C’est peu commun, mais quand de tels événements se produisent, il est toujours amusant de constater à quel point des rivaux historiques parviennent à coopérer efficacement.
Si vous utilisez Google Chrome, peut-être avez-vous remarqué que votre navigateur avait reçu une petite mise à jour cette semaine. Plutôt discrète, l’update n’apporte pas de nouvelles fonctionnalités ni de modification d’interface, mais vient corriger deux failles de sécurité. La première atteint un de niveau de sévérité élevé. La seconde, plus sérieuse, est considérée comme critique. Et, comble de l’ironie, cette dernière a été repérée par les équipes de sécurité d’Apple, que la firme de Mountain View remercie chaleureusement.
Injections et exécutions de code arbitraire
Dans sa version 130.0.6723.91/.92 pour Windows et Mac, et 130.0.6723.91pour Linux, Chrome vient donc corriger deux vulnérabilités importantes. L’une d’entre elles, estampillée CVE-2024-10488, consiste en une faille de type « use after free » dans WebRTC, permettant à d’éventuels pirates d’exploiter une corruption de tas (segment de mémoire utilisé pour allouer dynamiquement de l’espace mémoire à la demande du logiciel) pour attaquer le navigateur et injecter du code malveillant.
L’autre, identifiée CVE-2024-10487, atteint un niveau de criticité autrement plus important puisqu’elle permet une écriture hors limites dans Dawn, implémentation open source WebGPU dans Chrome. En résumé, ce type de faille conduit le programme à écrire en dehors de la mémoire allouée, et ouvre des opportunités de plantage et d’exécution de code à distance pour les hackers.
Des concurrents dépendants de la bonne sécurité des uns et des autres
Mais là où les choses prennent une tournure inattendue, c’est dans l’attribution de la paternité de ces découvertes. Alors que la première vulnérabilité a été pointée par un ou une internaute lambda (Cassidy Kim, de son pseudo), la seconde a été relevée par Apple. Drôle de coup du sort quand on sait que l’entreprise a elle-même été prévenue d’une faille dans macOS par… Microsoft. Et ce, pas plus loin que la semaine dernière.
Si la situation peut prêter à sourire, elle n’en reste pas moins le témoin d’une entente forcée entre les géants du web. Qu’Apple pointe du doigt un problème de sécurité dans un navigateur concurrent n’est pas simplement une manière de tourner en dérision Google-la-grande-rivale, mais aussi une façon de veiller à la bonne sécurité de ses propres utilisateurs et utilisatrices. Car si Safari reste le navigateur le plus utilisé sur les environnements macOS, de nombreux internautes lui préfèrent encore et toujours Chrome.
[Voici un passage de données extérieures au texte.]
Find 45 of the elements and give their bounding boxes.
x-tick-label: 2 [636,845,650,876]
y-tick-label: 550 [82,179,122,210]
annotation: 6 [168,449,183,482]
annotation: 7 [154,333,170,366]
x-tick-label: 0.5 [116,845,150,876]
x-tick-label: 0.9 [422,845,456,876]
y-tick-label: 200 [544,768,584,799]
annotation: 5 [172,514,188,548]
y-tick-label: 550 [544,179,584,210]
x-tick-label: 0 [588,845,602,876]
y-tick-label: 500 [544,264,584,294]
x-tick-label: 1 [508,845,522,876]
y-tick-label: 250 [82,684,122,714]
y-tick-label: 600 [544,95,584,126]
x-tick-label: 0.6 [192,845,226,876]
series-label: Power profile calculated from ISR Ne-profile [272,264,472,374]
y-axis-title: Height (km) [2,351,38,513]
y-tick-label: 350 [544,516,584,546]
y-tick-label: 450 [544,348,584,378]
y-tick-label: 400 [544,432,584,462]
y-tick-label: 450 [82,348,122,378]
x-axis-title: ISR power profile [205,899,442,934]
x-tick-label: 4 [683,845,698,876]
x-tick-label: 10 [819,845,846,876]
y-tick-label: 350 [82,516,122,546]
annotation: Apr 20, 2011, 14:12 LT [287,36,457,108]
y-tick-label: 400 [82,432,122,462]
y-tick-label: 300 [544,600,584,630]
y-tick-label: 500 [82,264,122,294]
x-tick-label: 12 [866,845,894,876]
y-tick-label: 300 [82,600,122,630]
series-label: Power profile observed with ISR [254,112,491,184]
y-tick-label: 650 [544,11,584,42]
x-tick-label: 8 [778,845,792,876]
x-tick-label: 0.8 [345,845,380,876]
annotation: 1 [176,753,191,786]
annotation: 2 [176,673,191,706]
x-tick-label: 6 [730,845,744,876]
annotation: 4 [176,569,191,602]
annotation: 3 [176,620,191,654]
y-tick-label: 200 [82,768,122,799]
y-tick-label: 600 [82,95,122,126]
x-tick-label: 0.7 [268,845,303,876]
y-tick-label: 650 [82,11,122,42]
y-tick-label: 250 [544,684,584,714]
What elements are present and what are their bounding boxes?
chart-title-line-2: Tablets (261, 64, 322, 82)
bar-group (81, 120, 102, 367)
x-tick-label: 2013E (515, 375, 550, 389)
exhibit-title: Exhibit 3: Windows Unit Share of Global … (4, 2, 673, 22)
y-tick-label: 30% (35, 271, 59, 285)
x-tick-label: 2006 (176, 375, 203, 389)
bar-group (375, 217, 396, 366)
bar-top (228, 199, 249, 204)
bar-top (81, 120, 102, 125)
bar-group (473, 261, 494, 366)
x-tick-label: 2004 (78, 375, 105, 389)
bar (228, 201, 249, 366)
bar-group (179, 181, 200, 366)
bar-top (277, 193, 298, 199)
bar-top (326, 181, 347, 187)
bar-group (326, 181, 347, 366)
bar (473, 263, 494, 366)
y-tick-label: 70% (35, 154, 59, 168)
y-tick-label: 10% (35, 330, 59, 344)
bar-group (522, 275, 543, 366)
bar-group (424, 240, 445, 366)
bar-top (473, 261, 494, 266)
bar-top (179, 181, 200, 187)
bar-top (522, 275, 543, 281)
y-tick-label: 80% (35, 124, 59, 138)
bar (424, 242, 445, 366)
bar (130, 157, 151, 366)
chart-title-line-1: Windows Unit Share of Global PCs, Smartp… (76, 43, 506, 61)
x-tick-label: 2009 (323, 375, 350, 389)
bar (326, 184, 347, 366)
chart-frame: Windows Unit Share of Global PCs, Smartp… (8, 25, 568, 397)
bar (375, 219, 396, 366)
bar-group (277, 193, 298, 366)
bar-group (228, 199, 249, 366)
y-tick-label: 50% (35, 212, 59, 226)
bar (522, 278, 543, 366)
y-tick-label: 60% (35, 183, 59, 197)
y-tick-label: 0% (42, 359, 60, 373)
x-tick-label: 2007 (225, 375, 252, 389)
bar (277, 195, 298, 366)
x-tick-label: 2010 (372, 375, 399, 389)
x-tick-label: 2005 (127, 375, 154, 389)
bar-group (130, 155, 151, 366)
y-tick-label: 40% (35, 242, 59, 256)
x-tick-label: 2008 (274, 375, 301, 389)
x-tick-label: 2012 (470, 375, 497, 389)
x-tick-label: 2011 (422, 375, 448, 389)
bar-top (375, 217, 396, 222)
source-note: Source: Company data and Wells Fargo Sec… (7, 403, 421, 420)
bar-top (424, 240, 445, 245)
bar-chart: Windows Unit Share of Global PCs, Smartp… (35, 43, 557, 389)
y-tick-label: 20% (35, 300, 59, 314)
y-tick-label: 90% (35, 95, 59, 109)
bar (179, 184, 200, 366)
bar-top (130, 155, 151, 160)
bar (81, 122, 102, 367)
Une interdépendance des écosystèmes que trahissaient de la même manière les recherches de Microsoft concernant la faille découverte dans macOS, puisque le contournement TCC et la manipulation des fichiers de configuration des permissions Safari qui en découlait pouvaient, là encore, compromettre la sécurité et la confidentialité d’utilisateurs et d’utilisatrices de services MS dans le cloud. La firme de Redmond avait d’ailleurs confirmé travailler aussi avec Mozilla et Google pour renforcer la sécurité générale de ces fichiers de configuration locaux.